The ubiquity of cannabis is a major health issue. Youth need to gain factual knowledge about cannabis so that they are able to make informed decisions about cannabis and its use in order to mitigate possible harm. We agree with the task force that 18 is an appropriate age for legal use. However, some EFSDP members agree with the 2002 Senate report that 16 is also appropriate.
As a society, we need to remove many misconceptions that are perpetuated by eight decades of prohibition. Educators must find common ground. As some people continue to push the prohibitionist agenda, educators are becoming more aware that teens are more at risk from alcohol, pharmaceuticals, and opioids. Neuroscientist Marc Lewis wrote a book called Memoirs of an Addicted Brain. He discusses in detail how cannabinoids are natural brain chemicals. I quote:
The cannabinoid receptor system matures most rapidly, not during childhood, not during adulthood, but during adolescence. So it wouldn't be surprising if cannabinoid activity is meant to be functional during adolescence, more functional than any other period of the life span. As far as evolution is concerned, adolescents might well benefit from following their own grandiose thoughts, goals, and plans. By doing so, and by ignoring the weight of evidence - on sheer inertia - piled up against them, they would greatly amplify their tendency to explore, to try things, to imbue their plans with more confidence.... The evolutionary goals of adolescents are to become independent, to make new connections, and to find new territory, new social systems, and most of all, new mates. The distortions of adolescent thinking might be precisely posed to facilitate these goals.
Adolescents ignore most of what parents think, most of conventional wisdom, and are spellbound by their own ideas. They follow chains of logic that nobody else finds logical, and voice excessive allegiance to their own predictions about how things will turn out. Even when they're not stoned, adolescents live in a world of ideation of their own making and follow trains of thought to extreme conclusions, despite overwhelming evidence that they're just plain wrong.
In 2001, I was offered a position as a first nation administrator in northern British Columbia. Not only was this experience life altering, but it was one that made me realize how ordinary Canadian educators and citizens have no idea what misfortunes, tragedies, and adversities many indigenous young people experience by the time they reach adolescence, how many deaths, what abuse they endure, and what despair they feel. I met Dr. Maté, a well-known drug addiction expert and author of In the Realm of Hungry Ghosts and Hold On to Your Kids.

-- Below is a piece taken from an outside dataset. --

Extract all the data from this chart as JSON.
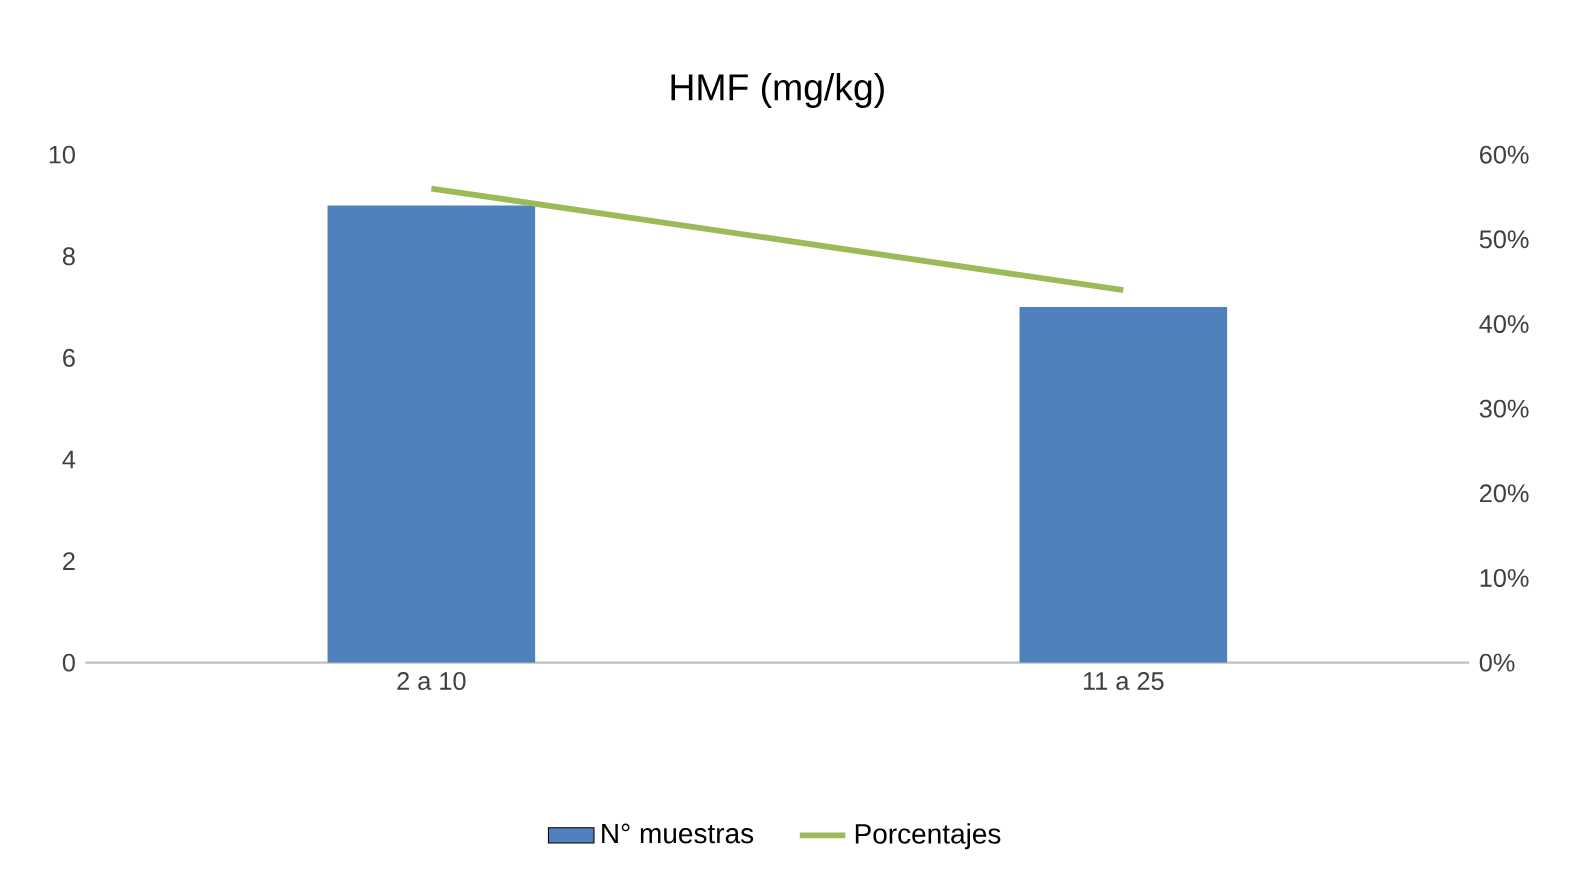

He said, about the despair first nation youth feel, the self-loathing plagues them, the barriers to a life of freedom and meaning they have to face, that it is the educator who must always remember this: Don’t ask why the drug, ask why the pain.
At the core of unresolved traumas passed from one generation to the next, along with social conditions that induce further hopelessness, I witnessed untold, multi-generational traumas in several aboriginal communities. Native history resonates in aboriginal youth with their brilliant art, their dances, their music, and their wisdom. Maté said when educators see their first nation peers, they witness “their humanity, grandeur, unspeakable suffering and strength”.
Cannabis law enforcement has been shown to be racially biased. The “from school to prison pipeline” is real. Jail cells cannot be the new classroom. Our aboriginal youth are suffering. We must stop targeting marginalized people of colour, and we must learn to understand trauma and its multiple impacts on human mentality and behaviour. I agree with Dr. Maté that “the best-meaning people can unwittingly re-traumatize those who can least bear the pain and loss”.
EFSDP's goal is to promote an alternative to failed, punitive drug policies. As hard as we try, we will never convince 100% of youth to say no 100% of the time. If we can clear up the underlying problems, there will be less incentive for young people to use drugs as a way of coping with the stresses they face.
Thank you, and I welcome your questions.